— Судя по всему, мой сотрудник столкнулся с чем-то очень важным, если пошел на прямое невыполнение приказа.
— С чем бы ни столкнулся твой сотрудник, но он нарушил присягу, — каким-то казенным тоном произнес Филимонов, мгновенно превратившись в откровенного солдафона.
— Начнем с того, что он уже не в кадрах, — обиженно буркнул генерал, — даже от звания капитана отказался.
— Понимаешь, дружище, не могу тебе всего рассказать, но человек, о котором идет речь, не должен появиться в Москве ни под каким соусом, — медленно, словно подбирая нужные слова, проговорил Филимонов и добавил: — Не должен! Понимаешь меня?
— Я-то понимаю… — протянул Богомолов.
— И что?
— Боюсь, что теперь уже все зависит от того, какое решение примет наш герой.

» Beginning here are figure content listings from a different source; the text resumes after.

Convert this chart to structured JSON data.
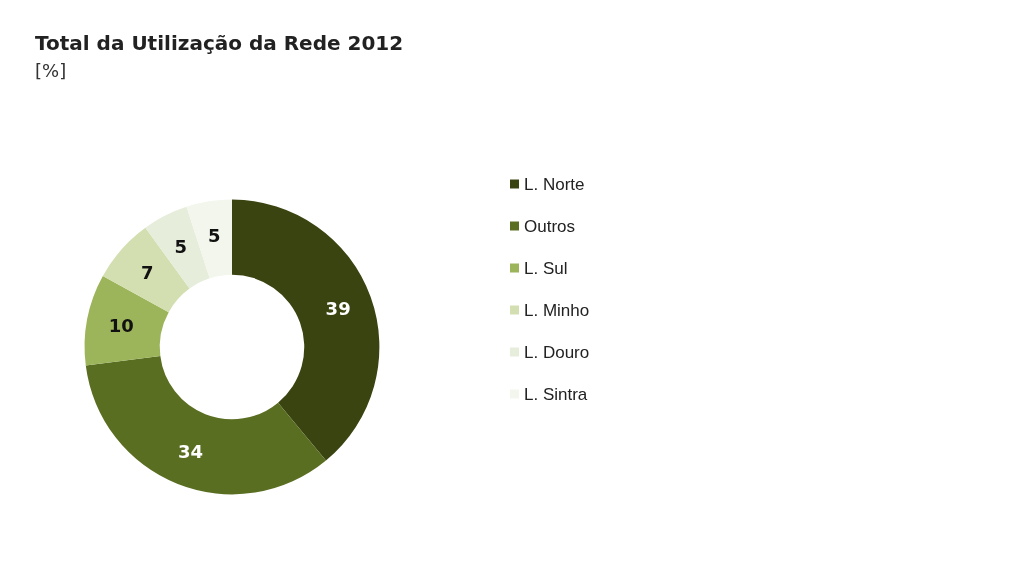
{
  "chart_data": {
    "type": "donut",
    "title": "Total da Utilização da Rede 2012",
    "subtitle": "[%]",
    "categories": [
      "L. Norte",
      "Outros",
      "L. Sul",
      "L. Minho",
      "L. Douro",
      "L. Sintra"
    ],
    "values": [
      39,
      34,
      10,
      7,
      5,
      5
    ],
    "colors": [
      "#3a4410",
      "#5a6e22",
      "#9cb45a",
      "#d3dfb0",
      "#e6eddb",
      "#f2f6ec"
    ],
    "data_labels": true,
    "legend": "right"
  }
}
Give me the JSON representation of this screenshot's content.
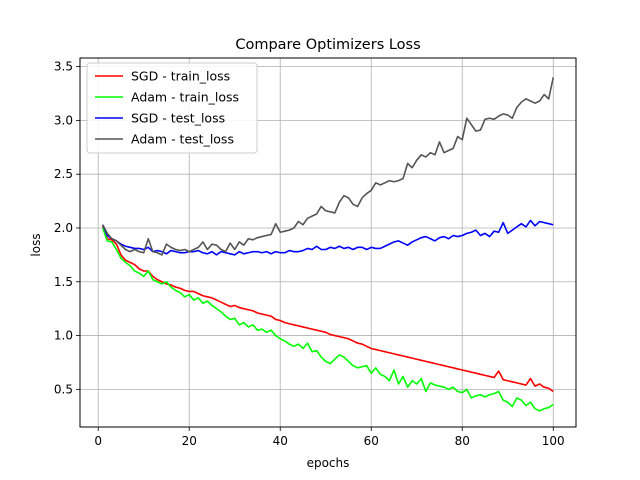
{
  "chart_data": {
    "type": "line",
    "title": "Compare Optimizers Loss",
    "xlabel": "epochs",
    "ylabel": "loss",
    "xlim": [
      -4,
      105
    ],
    "ylim": [
      0.15,
      3.58
    ],
    "xticks": [
      0,
      20,
      40,
      60,
      80,
      100
    ],
    "xtick_labels": [
      "0",
      "20",
      "40",
      "60",
      "80",
      "100"
    ],
    "yticks": [
      0.5,
      1.0,
      1.5,
      2.0,
      2.5,
      3.0,
      3.5
    ],
    "ytick_labels": [
      "0.5",
      "1.0",
      "1.5",
      "2.0",
      "2.5",
      "3.0",
      "3.5"
    ],
    "grid": true,
    "legend_position": "top-left",
    "x_start": 1,
    "x_end": 100,
    "series": [
      {
        "name": "SGD - train_loss",
        "color": "#ff0000",
        "values": [
          2.02,
          1.9,
          1.89,
          1.85,
          1.75,
          1.7,
          1.68,
          1.66,
          1.62,
          1.6,
          1.6,
          1.55,
          1.52,
          1.5,
          1.48,
          1.47,
          1.45,
          1.44,
          1.42,
          1.41,
          1.41,
          1.39,
          1.37,
          1.36,
          1.35,
          1.33,
          1.31,
          1.29,
          1.27,
          1.28,
          1.26,
          1.25,
          1.24,
          1.23,
          1.21,
          1.2,
          1.19,
          1.18,
          1.15,
          1.14,
          1.12,
          1.11,
          1.1,
          1.09,
          1.08,
          1.07,
          1.06,
          1.05,
          1.04,
          1.03,
          1.01,
          1.0,
          0.99,
          0.98,
          0.97,
          0.95,
          0.93,
          0.92,
          0.9,
          0.88,
          0.87,
          0.86,
          0.85,
          0.84,
          0.83,
          0.82,
          0.81,
          0.8,
          0.79,
          0.78,
          0.77,
          0.76,
          0.75,
          0.74,
          0.73,
          0.72,
          0.71,
          0.7,
          0.69,
          0.68,
          0.67,
          0.66,
          0.65,
          0.64,
          0.63,
          0.62,
          0.61,
          0.67,
          0.59,
          0.58,
          0.57,
          0.56,
          0.55,
          0.54,
          0.6,
          0.53,
          0.55,
          0.52,
          0.51,
          0.48
        ]
      },
      {
        "name": "Adam - train_loss",
        "color": "#00ff00",
        "values": [
          2.0,
          1.88,
          1.87,
          1.8,
          1.72,
          1.68,
          1.65,
          1.6,
          1.58,
          1.55,
          1.6,
          1.52,
          1.5,
          1.48,
          1.5,
          1.45,
          1.42,
          1.4,
          1.36,
          1.38,
          1.33,
          1.35,
          1.3,
          1.32,
          1.28,
          1.25,
          1.22,
          1.18,
          1.15,
          1.16,
          1.1,
          1.12,
          1.08,
          1.1,
          1.05,
          1.06,
          1.03,
          1.05,
          1.0,
          0.97,
          0.95,
          0.92,
          0.9,
          0.92,
          0.88,
          0.93,
          0.85,
          0.86,
          0.8,
          0.76,
          0.74,
          0.78,
          0.82,
          0.8,
          0.76,
          0.72,
          0.7,
          0.71,
          0.72,
          0.65,
          0.7,
          0.64,
          0.62,
          0.58,
          0.68,
          0.55,
          0.62,
          0.52,
          0.58,
          0.55,
          0.6,
          0.48,
          0.56,
          0.54,
          0.53,
          0.52,
          0.5,
          0.52,
          0.48,
          0.47,
          0.5,
          0.42,
          0.44,
          0.45,
          0.43,
          0.45,
          0.46,
          0.48,
          0.4,
          0.38,
          0.34,
          0.42,
          0.4,
          0.35,
          0.38,
          0.32,
          0.3,
          0.32,
          0.33,
          0.36
        ]
      },
      {
        "name": "SGD - test_loss",
        "color": "#0000ff",
        "values": [
          2.03,
          1.93,
          1.9,
          1.88,
          1.85,
          1.83,
          1.82,
          1.81,
          1.81,
          1.8,
          1.82,
          1.78,
          1.79,
          1.78,
          1.76,
          1.79,
          1.78,
          1.77,
          1.77,
          1.78,
          1.78,
          1.79,
          1.77,
          1.76,
          1.78,
          1.75,
          1.78,
          1.77,
          1.76,
          1.75,
          1.78,
          1.76,
          1.77,
          1.78,
          1.78,
          1.77,
          1.78,
          1.76,
          1.78,
          1.77,
          1.77,
          1.79,
          1.78,
          1.78,
          1.79,
          1.81,
          1.8,
          1.83,
          1.8,
          1.8,
          1.82,
          1.81,
          1.83,
          1.81,
          1.82,
          1.8,
          1.82,
          1.82,
          1.8,
          1.82,
          1.81,
          1.81,
          1.83,
          1.85,
          1.87,
          1.88,
          1.86,
          1.84,
          1.87,
          1.89,
          1.91,
          1.92,
          1.9,
          1.88,
          1.91,
          1.92,
          1.9,
          1.93,
          1.92,
          1.93,
          1.95,
          1.96,
          1.98,
          1.93,
          1.95,
          1.92,
          1.97,
          1.96,
          2.05,
          1.95,
          1.98,
          2.01,
          2.04,
          2.01,
          2.07,
          2.02,
          2.06,
          2.05,
          2.04,
          2.03
        ]
      },
      {
        "name": "Adam - test_loss",
        "color": "#555555",
        "values": [
          2.03,
          1.95,
          1.9,
          1.88,
          1.84,
          1.8,
          1.78,
          1.8,
          1.78,
          1.77,
          1.9,
          1.78,
          1.77,
          1.75,
          1.85,
          1.82,
          1.8,
          1.79,
          1.8,
          1.78,
          1.8,
          1.82,
          1.87,
          1.8,
          1.85,
          1.84,
          1.8,
          1.78,
          1.86,
          1.8,
          1.87,
          1.84,
          1.9,
          1.89,
          1.91,
          1.92,
          1.93,
          1.94,
          2.04,
          1.96,
          1.97,
          1.98,
          2.0,
          2.06,
          2.03,
          2.09,
          2.11,
          2.13,
          2.2,
          2.16,
          2.15,
          2.14,
          2.24,
          2.3,
          2.28,
          2.22,
          2.2,
          2.28,
          2.32,
          2.35,
          2.42,
          2.4,
          2.42,
          2.44,
          2.43,
          2.44,
          2.46,
          2.6,
          2.56,
          2.63,
          2.68,
          2.66,
          2.7,
          2.68,
          2.8,
          2.7,
          2.72,
          2.74,
          2.85,
          2.82,
          3.02,
          2.96,
          2.9,
          2.91,
          3.01,
          3.02,
          3.01,
          3.04,
          3.06,
          3.05,
          3.02,
          3.12,
          3.17,
          3.2,
          3.18,
          3.16,
          3.18,
          3.24,
          3.2,
          3.4
        ]
      }
    ]
  }
}
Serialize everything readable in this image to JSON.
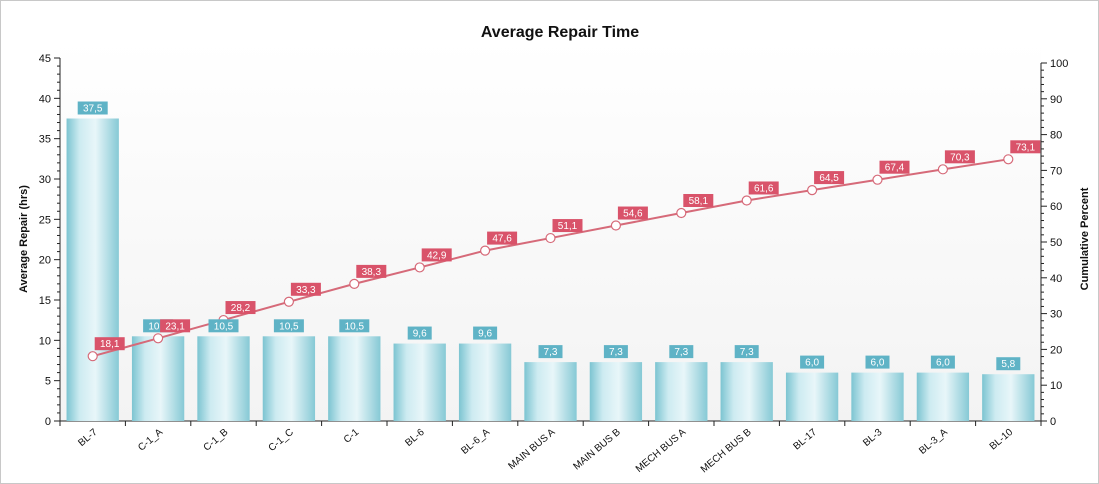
{
  "chart_data": {
    "type": "bar",
    "title": "Average Repair Time",
    "xlabel": "",
    "ylabel": "Average Repair (hrs)",
    "y2label": "Cumulative Percent",
    "ylim": [
      0,
      45
    ],
    "y2lim": [
      0,
      100
    ],
    "yticks": [
      0,
      5,
      10,
      15,
      20,
      25,
      30,
      35,
      40,
      45
    ],
    "y2ticks": [
      0,
      10,
      20,
      30,
      40,
      50,
      60,
      70,
      80,
      90,
      100
    ],
    "categories": [
      "BL-7",
      "C-1_A",
      "C-1_B",
      "C-1_C",
      "C-1",
      "BL-6",
      "BL-6_A",
      "MAIN BUS A",
      "MAIN BUS B",
      "MECH BUS A",
      "MECH BUS B",
      "BL-17",
      "BL-3",
      "BL-3_A",
      "BL-10"
    ],
    "series": [
      {
        "type": "bar",
        "values": [
          37.5,
          10.5,
          10.5,
          10.5,
          10.5,
          9.6,
          9.6,
          7.3,
          7.3,
          7.3,
          7.3,
          6.0,
          6.0,
          6.0,
          5.8
        ],
        "labels": [
          "37,5",
          "10,5",
          "10,5",
          "10,5",
          "10,5",
          "9,6",
          "9,6",
          "7,3",
          "7,3",
          "7,3",
          "7,3",
          "6,0",
          "6,0",
          "6,0",
          "5,8"
        ],
        "axis": "left"
      },
      {
        "type": "line",
        "values": [
          18.1,
          23.1,
          28.2,
          33.3,
          38.3,
          42.9,
          47.6,
          51.1,
          54.6,
          58.1,
          61.6,
          64.5,
          67.4,
          70.3,
          73.1
        ],
        "labels": [
          "18,1",
          "23,1",
          "28,2",
          "33,3",
          "38,3",
          "42,9",
          "47,6",
          "51,1",
          "54,6",
          "58,1",
          "61,6",
          "64,5",
          "67,4",
          "70,3",
          "73,1"
        ],
        "axis": "right"
      }
    ],
    "grid": false,
    "legend": "none",
    "colors": {
      "bar_dark": "#7cc4d1",
      "bar_light": "#e6f5f8",
      "bar_label_bg": "#5fb3c6",
      "line": "#d66a79",
      "line_label_bg": "#d9536a",
      "marker_fill": "#ffffff"
    }
  }
}
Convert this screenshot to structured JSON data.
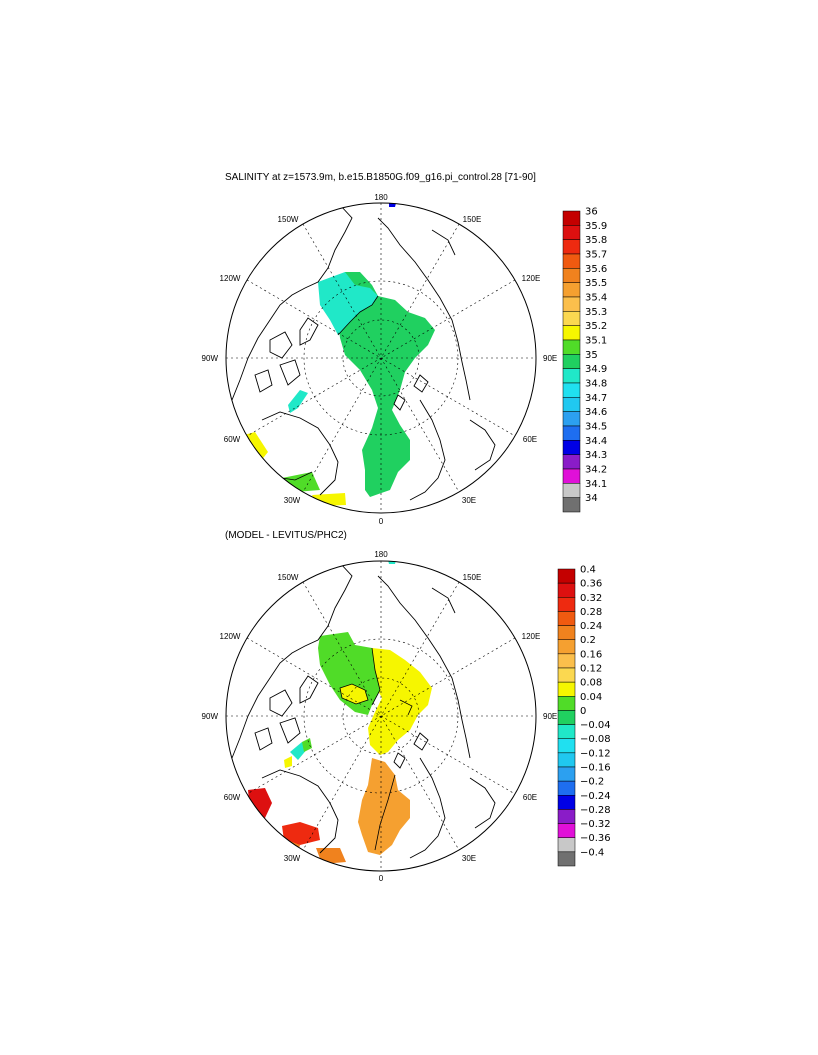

— А что ты хочешь от меня услышать? «Ладно, Костик, посмотрим?» Так? — Филимонов встал с кресла, не скрыв раздражения, пошел к своему столу, но по дороге то ли забыл, что ему там понадобилось, то ли хотел взять паузу для размышлений, но вернулся и сел. — Ладно, продолжай.
— Что продолжать?
— Ты ведь пришел не только за тем, чтобы поведать мне историю о том, как тебе трудно работать с теми, кто не в кадрах? — с ехидцей спросил он.
— Ты прав, как всегда. Боюсь, что твой заместитель Мамонов может ЕЩЕ дров наломать.
— Еще? Говори, что успел натворить мой зам?
— Узнав о том, что «объект» везут в Москву, он послал две группы, чтобы те все-таки выполнили приказ. Одну — пройти по чеченскому следу, другую — проверить варианты ухода через другие страны. Именно второй группе и удалось их найти. — Богомолов сделал паузу.
— Кто-то пострадал? — догадался хозяин кабинета.
— Вся группа ликвидирована.
— Вроде бы шума нет?
— Болгарские коллеги помогли.
— А что ты от меня хочешь?
— Уверен, Мамонов пойдет на крайние меры даже в Москве.
— Ты просишь, чтобы я остановил его?
— Пойми, Саша, если нашего общего знакомого разозлить, то он и в Москве может устроить сущий ад!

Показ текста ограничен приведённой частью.